Abstract Background Vascular surgical care has changed dramatically in recent years with little knowledge of the impact of system failures on patient safety. The primary aim of this multicentre observational study was to define the landscape of surgical system failures, errors and inefficiency (collectively termed failures) in aortic surgery. Secondary aims were to investigate determinants of these failures and their relationship with patient outcomes. Methods Twenty vascular teams at ten English hospitals trained in structured self-reporting of intraoperative failures (phase I). Failures occurring in open and endovascular aortic procedures were reported in phase II. Failure details (category, delay, consequence), demographic information (patient, procedure, team experience) and outcomes were reported.
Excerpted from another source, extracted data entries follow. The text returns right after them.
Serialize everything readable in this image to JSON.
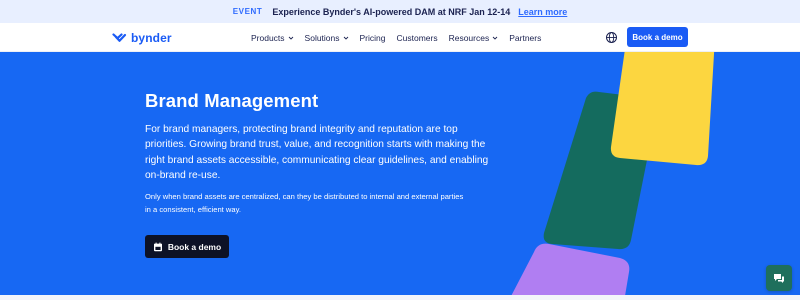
{
  "announcement": {
    "tag": "EVENT",
    "message": "Experience Bynder's AI-powered DAM at NRF Jan 12-14",
    "link": "Learn more"
  },
  "nav": {
    "logo": "bynder",
    "items": [
      {
        "label": "Products",
        "has_dropdown": true
      },
      {
        "label": "Solutions",
        "has_dropdown": true
      },
      {
        "label": "Pricing",
        "has_dropdown": false
      },
      {
        "label": "Customers",
        "has_dropdown": false
      },
      {
        "label": "Resources",
        "has_dropdown": true
      },
      {
        "label": "Partners",
        "has_dropdown": false
      }
    ],
    "cta": "Book a demo",
    "icons": {
      "language": "globe-icon",
      "dropdown": "chevron-down-icon"
    }
  },
  "hero": {
    "title": "Brand Management",
    "lead": "For brand managers, protecting brand integrity and reputation are top priorities. Growing brand trust, value, and recognition starts with making the right brand assets accessible, communicating clear guidelines, and enabling on-brand re-use.",
    "sub": "Only when brand assets are centralized, can they be distributed to internal and external parties in a consistent, efficient way.",
    "cta": "Book a demo",
    "cta_icon": "calendar-icon"
  },
  "chat": {
    "icon": "chat-icon"
  },
  "colors": {
    "brand_blue": "#1a5bf5",
    "hero_bg": "#1768f3",
    "yellow_shape": "#fcd640",
    "green_shape": "#146b5e",
    "purple_shape": "#b07ef2",
    "dark_button": "#0d1226"
  }
}
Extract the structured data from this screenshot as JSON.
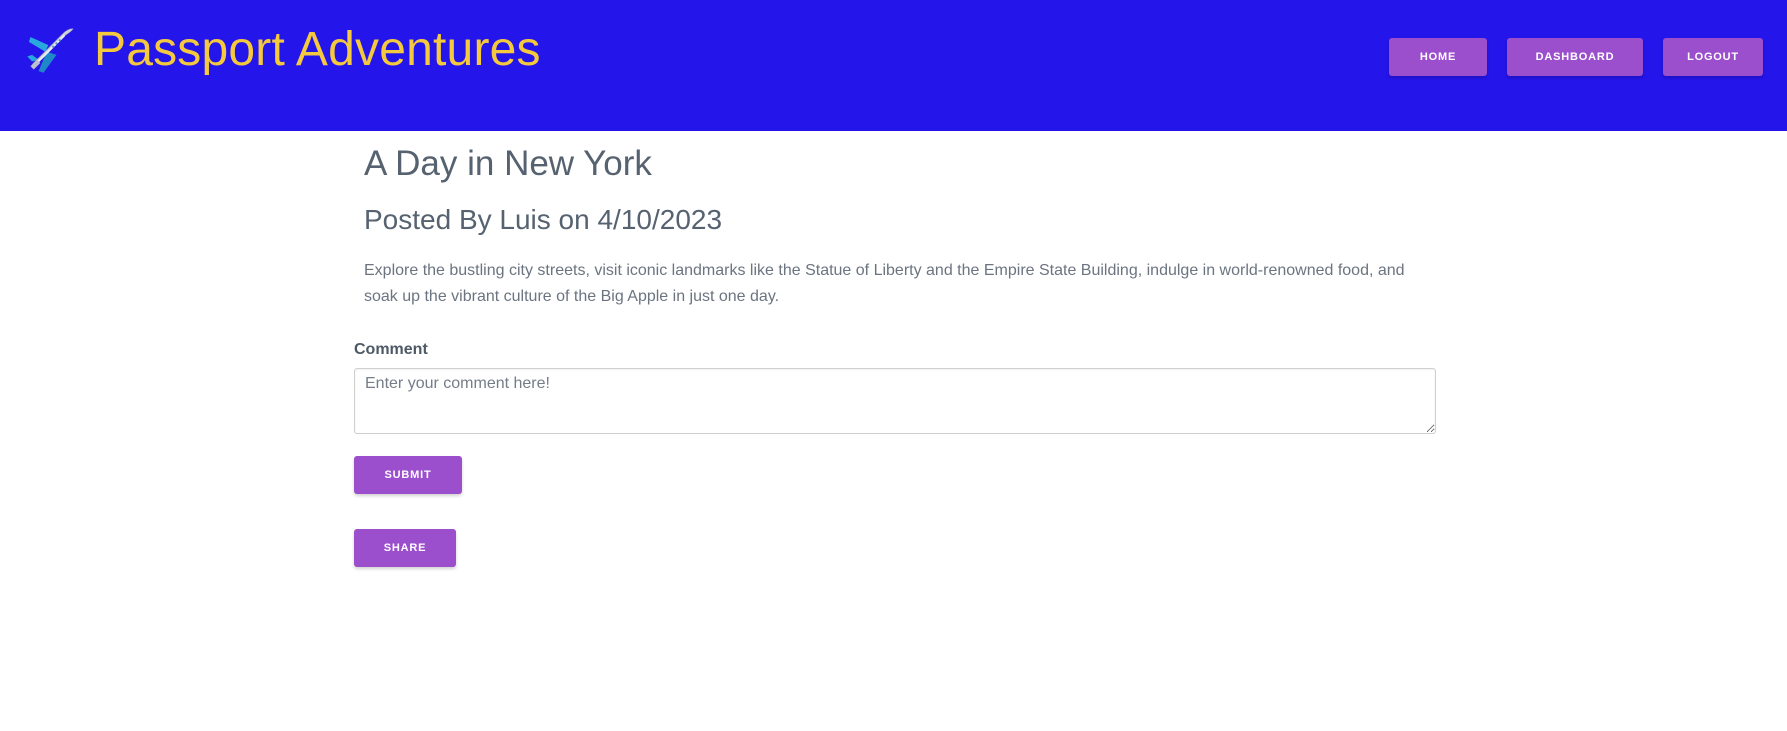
{
  "header": {
    "brand_title": "Passport Adventures",
    "brand_icon": "airplane-icon",
    "colors": {
      "background": "#2415ea",
      "brand_text": "#f5c93e",
      "button": "#9b4fcd"
    },
    "nav": {
      "home_label": "HOME",
      "dashboard_label": "DASHBOARD",
      "logout_label": "LOGOUT"
    }
  },
  "post": {
    "title": "A Day in New York",
    "meta": "Posted By Luis on 4/10/2023",
    "body": "Explore the bustling city streets, visit iconic landmarks like the Statue of Liberty and the Empire State Building, indulge in world-renowned food, and soak up the vibrant culture of the Big Apple in just one day."
  },
  "comment_form": {
    "label": "Comment",
    "placeholder": "Enter your comment here!",
    "value": "",
    "submit_label": "SUBMIT",
    "share_label": "SHARE"
  }
}
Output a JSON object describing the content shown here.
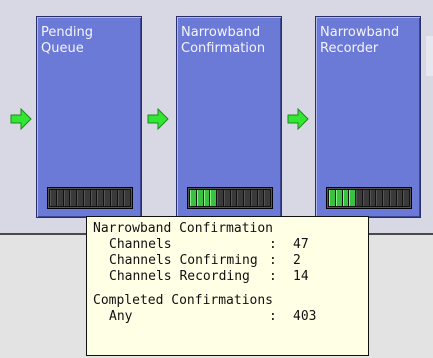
{
  "stages": [
    {
      "title": "Pending\nQueue",
      "meter_filled_segments": 0,
      "meter_total_segments": 12
    },
    {
      "title": "Narrowband\nConfirmation",
      "meter_filled_segments": 4,
      "meter_total_segments": 12
    },
    {
      "title": "Narrowband\nRecorder",
      "meter_filled_segments": 4,
      "meter_total_segments": 12
    }
  ],
  "colors": {
    "stage_fill": "#6b7ad6",
    "arrow": "#34e634",
    "meter_on": "#39c23f",
    "tooltip_bg": "#ffffe6"
  },
  "tooltip": {
    "title": "Narrowband Confirmation",
    "rows": [
      {
        "label": "Channels",
        "value": "47"
      },
      {
        "label": "Channels Confirming",
        "value": "2"
      },
      {
        "label": "Channels Recording",
        "value": "14"
      }
    ],
    "section2_title": "Completed Confirmations",
    "rows2": [
      {
        "label": "Any",
        "value": "403"
      }
    ]
  }
}
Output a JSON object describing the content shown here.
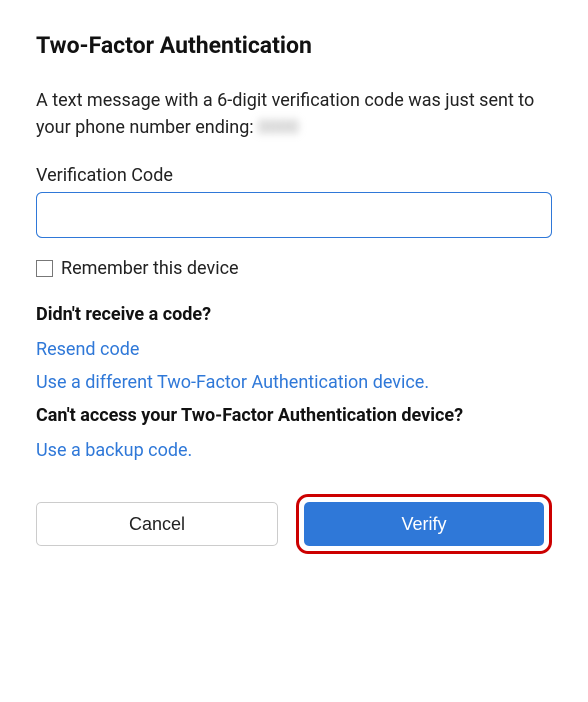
{
  "title": "Two-Factor Authentication",
  "description_prefix": "A text message with a 6-digit verification code was just sent to your phone number ending: ",
  "phone_ending_masked": "0000",
  "field": {
    "label": "Verification Code",
    "value": ""
  },
  "remember": {
    "label": "Remember this device",
    "checked": false
  },
  "help": {
    "no_code_heading": "Didn't receive a code?",
    "resend_link": "Resend code",
    "different_device_link": "Use a different Two-Factor Authentication device.",
    "cant_access_heading": "Can't access your Two-Factor Authentication device?",
    "backup_link": "Use a backup code."
  },
  "actions": {
    "cancel": "Cancel",
    "verify": "Verify"
  }
}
Results There were strong correlations between the trainer and teams for the number and type of failures recorded during 88 procedures in phase I. In 185 aortic procedures, teams reported a median of 3 (i.q.r. 2–6) failures per procedure. Most frequent failures related to equipment (unavailability, failure, configuration, desterilization). Most major failures related to communication. Fourteen failures directly harmed 12 patients. Significant predictors of an increased failure rate were: endovascular compared with open repair (incidence rate ratio (IRR) for open repair 0·71, 95 per cent c.i. 0·57 to 0·88; P =0·002), thoracic aneurysms compared with other aortic pathologies (IRR 2·07, 1·39 to 3·08; P < 0·001) and unfamiliarity with equipment (IRR 1·52, 1·20 to 1·91; P < 0·001). The major failure total was associated with reoperation (P =0·011), major complications (P = 0·029) and death (P = 0·027). Conclusion Failure in aortic procedures is frequently caused by issues with team-working and equipment, and is associated with patient harm. Multidisciplinary team training, effective use of technology and new-device accreditation may improve patient outcomes.